The
Rajiv Gandhi Equity Savings Scheme (RGESS) has been officially notified and
will be launched by Finance Minister P Chidambaram this week. ET Wealth
explains what you should consider before opting for this tax-saving option
available under Section 80CCG.
Who
is eligible?
RGESS
is available to all resident individuals whose gross total income is less than
Rs 10 lakh and who are investing in equity for the first time. A first-timer
has been defined as the one who has not opened a demat account as a 'first
holder' before the notification date of 23 November 2012, even if his name
appears in a joint demat account opened before this date. The investor who has
opened a demat account as first holder before the notification date but has not
bought any shares or traded in the futures and options segment will also be
considered as a first-time investor.
How
can you get tax benefit?
To
avail of tax deduction, an investor has to open a new RGESS designated demat
account or designate for this purpose his existing demat account, where no
trading has taken place before 23 November. He needs to submit a declaration in
Form A, certifying that he has not traded before 23 November 2012, to the
depository participant, who in turn forwards it to the depository for verifying
the status and designate him a new retail investor. He can then start buying
the eligible securities, which include stocks from the BSE-100 or CNX 100
index. The listed shares of navratna, maharatna and miniratna public-sector
undertakings, and initial public offers (IPO) of PSUs, whose turnover is more
than Rs 4,000 crore, are also eligible for investment. One can avail of tax
benefit by investing in the eligible mutual fund schemes too.
What's
the lock-in period?
Unlike
other tax-saving schemes, the lockin period here is split in two. The first
year is a fixed lock-in and the investor cannot sell, pledge or hypothecate the
shares. The next two years are flexible and he can sell, but has to buy other
eligible securities with the proceeds. All eligible securities in an RGESS
designated account are automatically subject to the lock-in periods. If an
investor wants to buy more designated shares and keep these outside the lock-in
clause, he has to give a declaration in Form B within a month of the transaction
date. One can also keep other securities in this account without the lock-in
clause. The tax benefit under Section 80CCG is withdrawn if these conditions
are violated, but if the changes are due to involuntary corporate actions it's
not affected.
What
are your savings?
While
there is no restriction on investment, only Rs 50,000 is considered for tax
purposes. Of this, only 50%, or Rs 25,000, is allowed as deduction. Since RGESS
is for people with income less than Rs 10 lakh, they will fall in the 10% or
20% tax bracket. The maximum savings under this will be Rs 5,000 for people in
the 20% tax bracket and Rs 2,500 for those under 10% (beyond the Section 80C
benefits). Besides, the savings are only for the first year, not subsequent
years. So, those who don't have enough money or time to invest Rs 50,000 in
2012-13 should consider postponing it to 2013-14.
Stocks
or mutual funds?
Since
direct investment in equity needs expertise and first-time investors are
unlikely to have it, they should refrain from investing directly in the market.

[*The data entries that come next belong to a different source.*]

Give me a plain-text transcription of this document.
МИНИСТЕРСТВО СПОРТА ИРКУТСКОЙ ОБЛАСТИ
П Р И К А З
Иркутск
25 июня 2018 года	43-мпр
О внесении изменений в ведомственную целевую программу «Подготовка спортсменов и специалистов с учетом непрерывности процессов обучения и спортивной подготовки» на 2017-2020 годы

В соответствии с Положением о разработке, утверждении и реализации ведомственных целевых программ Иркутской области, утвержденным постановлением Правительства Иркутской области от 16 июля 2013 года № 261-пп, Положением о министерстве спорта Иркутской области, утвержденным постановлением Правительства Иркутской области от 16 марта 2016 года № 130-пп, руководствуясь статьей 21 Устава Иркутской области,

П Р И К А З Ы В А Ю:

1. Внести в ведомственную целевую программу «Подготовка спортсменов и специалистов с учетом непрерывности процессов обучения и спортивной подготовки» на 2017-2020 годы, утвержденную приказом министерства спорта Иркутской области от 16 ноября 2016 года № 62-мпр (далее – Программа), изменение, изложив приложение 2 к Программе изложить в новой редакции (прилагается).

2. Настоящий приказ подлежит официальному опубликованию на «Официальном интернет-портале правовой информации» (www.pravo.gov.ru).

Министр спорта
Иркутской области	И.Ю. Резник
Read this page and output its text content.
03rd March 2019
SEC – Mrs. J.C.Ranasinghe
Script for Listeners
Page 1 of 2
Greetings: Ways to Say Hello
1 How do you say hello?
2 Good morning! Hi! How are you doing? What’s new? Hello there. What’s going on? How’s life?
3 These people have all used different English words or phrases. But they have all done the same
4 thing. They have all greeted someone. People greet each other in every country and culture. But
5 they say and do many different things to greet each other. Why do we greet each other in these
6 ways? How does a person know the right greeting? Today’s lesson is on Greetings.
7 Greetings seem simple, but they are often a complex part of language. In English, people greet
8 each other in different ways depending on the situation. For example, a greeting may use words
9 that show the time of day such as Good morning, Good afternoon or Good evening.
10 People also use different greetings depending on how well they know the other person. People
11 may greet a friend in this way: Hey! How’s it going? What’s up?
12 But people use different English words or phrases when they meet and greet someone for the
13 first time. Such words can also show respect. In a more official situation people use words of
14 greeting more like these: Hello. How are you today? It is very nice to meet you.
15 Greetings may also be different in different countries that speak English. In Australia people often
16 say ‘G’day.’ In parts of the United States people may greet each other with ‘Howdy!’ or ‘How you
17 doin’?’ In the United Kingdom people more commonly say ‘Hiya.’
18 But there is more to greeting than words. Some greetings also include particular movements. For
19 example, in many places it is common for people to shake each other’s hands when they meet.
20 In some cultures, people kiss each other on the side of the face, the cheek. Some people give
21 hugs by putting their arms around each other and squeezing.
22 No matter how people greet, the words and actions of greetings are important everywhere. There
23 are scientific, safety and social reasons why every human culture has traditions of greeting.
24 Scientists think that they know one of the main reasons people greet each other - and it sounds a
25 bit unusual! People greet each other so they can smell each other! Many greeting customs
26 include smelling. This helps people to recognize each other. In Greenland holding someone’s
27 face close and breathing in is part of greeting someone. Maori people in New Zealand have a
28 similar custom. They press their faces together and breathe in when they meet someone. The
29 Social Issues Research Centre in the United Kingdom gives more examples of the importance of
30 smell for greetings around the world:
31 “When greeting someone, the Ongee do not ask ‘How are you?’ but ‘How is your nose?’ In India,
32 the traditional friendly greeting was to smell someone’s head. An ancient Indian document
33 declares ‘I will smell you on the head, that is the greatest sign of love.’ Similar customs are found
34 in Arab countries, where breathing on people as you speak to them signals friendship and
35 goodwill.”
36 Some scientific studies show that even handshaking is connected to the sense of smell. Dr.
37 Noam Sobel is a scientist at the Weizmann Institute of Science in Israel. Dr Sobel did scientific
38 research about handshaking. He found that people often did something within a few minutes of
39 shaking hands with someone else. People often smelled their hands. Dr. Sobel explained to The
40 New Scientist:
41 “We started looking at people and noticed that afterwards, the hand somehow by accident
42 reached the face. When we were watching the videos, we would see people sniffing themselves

The risk is also high because Rs 50,000 is not enough to create a
well-diversified portfolio. A better option is to go through the mutual fund
route. As of now, several exchange traded funds (ETFs) have been declared as eligible
securities and investors can invest in these. Various mutual fund houses have
also started filing offer documents for eligible schemes with Sebi, while their
new fund offerings (NFO) too are expected soon.